Marikana - Mineworkers have not benefited from the country's economic gains, Amcu president Joseph Mathunjwa said on Friday.
“No mineworker is being paid a living wage. The living wage has not been realised... workers still live in shacks.”
He was speaking on the sidelines of a commemoration marking the first anniversary of the deaths of 44 people during a wage-related strike at Lonmin's Marikana operations outside Rustenburg, North West.
Thirty-four mineworkers were killed when police fired on them on August 16 while attempting to disperse and disarm them. The workers - armed with spears, pangas, iron rods, and knobkerries - had gathered on top of a hill. Ten people, including two police officers and security guards, died in the preceding week.
“A year down, nothing has changed. The economy has failed the mineworkers,” the Association of Mineworkers and Construction Union president said.

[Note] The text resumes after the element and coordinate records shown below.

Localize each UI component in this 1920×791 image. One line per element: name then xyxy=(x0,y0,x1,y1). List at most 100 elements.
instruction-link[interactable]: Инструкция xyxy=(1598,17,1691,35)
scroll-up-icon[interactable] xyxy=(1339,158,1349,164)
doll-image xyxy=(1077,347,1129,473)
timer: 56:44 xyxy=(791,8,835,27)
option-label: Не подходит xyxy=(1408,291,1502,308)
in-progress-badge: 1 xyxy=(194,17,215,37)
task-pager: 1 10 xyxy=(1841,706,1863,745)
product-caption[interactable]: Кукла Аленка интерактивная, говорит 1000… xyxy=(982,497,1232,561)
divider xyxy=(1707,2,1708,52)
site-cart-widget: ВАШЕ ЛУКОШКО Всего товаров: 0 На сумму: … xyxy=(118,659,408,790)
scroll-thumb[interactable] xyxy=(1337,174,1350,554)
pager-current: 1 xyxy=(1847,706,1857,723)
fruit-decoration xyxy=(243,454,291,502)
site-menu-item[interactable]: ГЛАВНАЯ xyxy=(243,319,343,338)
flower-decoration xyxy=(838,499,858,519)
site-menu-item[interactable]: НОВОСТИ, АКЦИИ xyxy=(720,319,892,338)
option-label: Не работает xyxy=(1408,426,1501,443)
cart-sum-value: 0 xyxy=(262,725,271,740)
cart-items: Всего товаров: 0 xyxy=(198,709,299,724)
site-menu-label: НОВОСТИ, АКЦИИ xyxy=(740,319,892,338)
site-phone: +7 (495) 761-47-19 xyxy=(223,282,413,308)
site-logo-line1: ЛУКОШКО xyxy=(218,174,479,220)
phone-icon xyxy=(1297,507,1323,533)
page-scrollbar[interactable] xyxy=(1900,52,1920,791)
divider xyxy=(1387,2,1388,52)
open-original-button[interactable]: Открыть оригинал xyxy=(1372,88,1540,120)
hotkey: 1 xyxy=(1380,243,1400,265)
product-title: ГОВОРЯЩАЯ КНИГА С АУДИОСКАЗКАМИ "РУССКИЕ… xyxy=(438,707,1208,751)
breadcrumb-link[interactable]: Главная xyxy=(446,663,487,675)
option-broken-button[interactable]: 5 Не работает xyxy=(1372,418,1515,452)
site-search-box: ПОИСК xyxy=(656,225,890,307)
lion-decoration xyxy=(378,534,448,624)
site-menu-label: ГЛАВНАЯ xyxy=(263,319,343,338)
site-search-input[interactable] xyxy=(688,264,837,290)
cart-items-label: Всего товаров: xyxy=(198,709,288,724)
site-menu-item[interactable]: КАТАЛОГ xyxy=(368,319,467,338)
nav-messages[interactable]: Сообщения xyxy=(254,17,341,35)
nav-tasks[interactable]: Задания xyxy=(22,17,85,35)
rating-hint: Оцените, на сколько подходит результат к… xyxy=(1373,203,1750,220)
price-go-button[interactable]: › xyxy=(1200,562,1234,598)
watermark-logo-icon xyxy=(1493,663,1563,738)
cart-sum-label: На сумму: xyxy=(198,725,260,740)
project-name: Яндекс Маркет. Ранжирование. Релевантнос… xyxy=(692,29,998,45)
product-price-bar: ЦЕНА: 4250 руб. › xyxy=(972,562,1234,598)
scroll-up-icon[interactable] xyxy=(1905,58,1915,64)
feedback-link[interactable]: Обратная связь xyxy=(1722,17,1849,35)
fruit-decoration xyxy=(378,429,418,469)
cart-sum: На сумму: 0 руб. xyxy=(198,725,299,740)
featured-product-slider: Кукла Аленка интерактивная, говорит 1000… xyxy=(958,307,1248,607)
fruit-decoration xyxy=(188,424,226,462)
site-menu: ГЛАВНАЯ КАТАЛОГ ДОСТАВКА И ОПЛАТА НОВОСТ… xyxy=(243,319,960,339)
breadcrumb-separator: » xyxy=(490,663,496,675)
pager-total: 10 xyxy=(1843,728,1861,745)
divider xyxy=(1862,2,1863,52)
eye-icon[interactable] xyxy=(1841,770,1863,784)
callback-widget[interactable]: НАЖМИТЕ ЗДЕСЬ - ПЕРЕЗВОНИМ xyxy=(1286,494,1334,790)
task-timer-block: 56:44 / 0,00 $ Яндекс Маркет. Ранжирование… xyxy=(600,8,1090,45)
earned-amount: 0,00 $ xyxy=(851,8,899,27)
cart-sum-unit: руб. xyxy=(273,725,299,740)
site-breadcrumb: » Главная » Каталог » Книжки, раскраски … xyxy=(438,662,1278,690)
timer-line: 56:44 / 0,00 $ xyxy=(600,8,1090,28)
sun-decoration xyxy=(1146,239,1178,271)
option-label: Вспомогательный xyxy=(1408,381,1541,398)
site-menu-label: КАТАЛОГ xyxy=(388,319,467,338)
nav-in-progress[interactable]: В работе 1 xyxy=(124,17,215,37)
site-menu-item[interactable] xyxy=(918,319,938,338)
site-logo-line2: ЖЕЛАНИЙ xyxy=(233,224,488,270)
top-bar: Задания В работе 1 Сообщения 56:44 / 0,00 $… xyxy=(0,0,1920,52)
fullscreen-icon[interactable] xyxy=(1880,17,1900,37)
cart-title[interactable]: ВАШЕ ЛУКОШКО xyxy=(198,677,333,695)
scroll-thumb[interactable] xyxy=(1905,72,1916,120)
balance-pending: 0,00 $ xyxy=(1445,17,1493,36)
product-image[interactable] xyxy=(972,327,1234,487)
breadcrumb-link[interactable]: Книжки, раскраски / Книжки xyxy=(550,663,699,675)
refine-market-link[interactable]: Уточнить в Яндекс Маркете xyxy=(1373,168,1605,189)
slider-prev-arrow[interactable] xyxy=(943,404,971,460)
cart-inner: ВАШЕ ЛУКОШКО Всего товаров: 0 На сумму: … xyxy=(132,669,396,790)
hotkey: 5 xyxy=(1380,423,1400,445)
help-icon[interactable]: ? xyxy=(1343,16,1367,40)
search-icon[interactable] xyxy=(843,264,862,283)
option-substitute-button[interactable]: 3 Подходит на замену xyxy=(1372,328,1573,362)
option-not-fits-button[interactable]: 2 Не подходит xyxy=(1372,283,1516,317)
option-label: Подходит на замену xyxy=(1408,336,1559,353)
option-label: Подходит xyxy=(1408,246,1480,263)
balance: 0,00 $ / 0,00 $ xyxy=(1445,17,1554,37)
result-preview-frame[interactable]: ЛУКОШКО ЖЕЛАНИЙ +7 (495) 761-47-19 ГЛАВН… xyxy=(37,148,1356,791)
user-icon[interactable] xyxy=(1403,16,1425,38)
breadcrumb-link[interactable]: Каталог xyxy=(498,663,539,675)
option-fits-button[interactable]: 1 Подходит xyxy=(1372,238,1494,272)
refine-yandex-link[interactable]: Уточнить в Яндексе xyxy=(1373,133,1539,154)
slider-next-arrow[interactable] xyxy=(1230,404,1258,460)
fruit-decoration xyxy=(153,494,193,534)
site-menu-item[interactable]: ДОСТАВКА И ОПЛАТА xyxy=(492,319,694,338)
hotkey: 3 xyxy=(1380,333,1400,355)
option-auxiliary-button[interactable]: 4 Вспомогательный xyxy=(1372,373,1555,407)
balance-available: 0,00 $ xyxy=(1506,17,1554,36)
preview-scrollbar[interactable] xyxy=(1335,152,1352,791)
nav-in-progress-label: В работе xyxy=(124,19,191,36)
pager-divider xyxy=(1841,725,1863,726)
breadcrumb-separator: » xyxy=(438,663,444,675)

“We still have a long way to achieve economic freedom.”
Mining companies were determined to pay workers “slave wages”. He said the event was intended to restore peace and stability in Marikana.
“It is a setback that the National Union of Mineworkers and the government are absent. It could have been an opportunity to advocate for peace and stability.”
United Democratic Movement leader Bantu Holomisa said he was not surprised that the ruling party did not attend the event.
“They will have been ashamed because they have done none of the promises they made last year. Nothing has changed since last year,” Holomisa said.
The ANC in North West said it would not be part of the event because it was organised by the Marikana Support Group.
“The ANC will only participate in a commemoration organised by government as agreed with families, Lonmin, and trade unions,” spokesman Kenny Morolong said.
On Wednesday Lonmin and Amcu signed an agreement recognising the trade union as having majority representation at the company, ousting the NUM, which was affiliated to the Congress of SA Trade Unions.